724330 - [OOPP] plugin-container process should run under Low integrity mode

Status: RESOLVED WORKSFORME

(Core Graveyard :: Plug-ins, defect)

Description

[Radek 'sysKin' Czyz]

Windows Vista and 7 allow starting processes under Low Integrity privileges, limiting their access to standard user-accessible locations and visualising some of the filesystem for them.

Mozilla did all the hard work to separate plugin-container.exe out, but then left this process under Medium Integrity level (same as browser's).

I see no bug for changing that, or tracking why it's hard. So, here it is.

There exists bug 266533 which is about running entire browser under Low Integrity. This bug is not a dup of that, it might be a subset. It's only about plugin-container.exe

Comment 1

[Boris Zbarsky [:bzbarsky]]

I'm fairly certain that both Flash and Java do things that are impossible to do in Low Integrity mode, though it's worth double-checking.

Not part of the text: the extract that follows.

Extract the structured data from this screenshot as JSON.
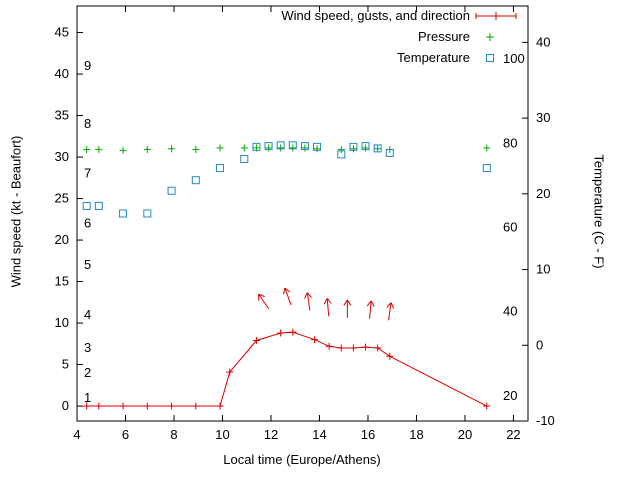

At that point, what would be the use of sandboxing some limited subset of other plug-ins that no one actually uses?

Comment 2

[Georg Fritzsche [:gfritzsche]]

(In reply to Boris Zbarsky [:bz] from comment #1)
> I'm fairly certain that both Flash and Java do things that are impossible to
> do in Low Integrity mode, though it's worth double-checking.

I'm sure that, even if Flash & Java would not be affected, we would break other plugins that don't expect to have limited privileges.

If anything we might think about doing this for certain plugins which are known to continue to work, although even that will be risky.

Comment 3

[Joseph D. Wagner]

IMHO, the greater risk is in not doing this.  Does IE run Flash and Java in low integrity mode?  If so, then Firefox is less secure than IE.

Comment 4

[Benjamin Smedberg]

We are shipping a strong sandbox on Flash-win64 and Flash has a sandbox on win32. Non-Flash plugins are deprecated. I'm going to close this as not tracking anything in particular nowadays.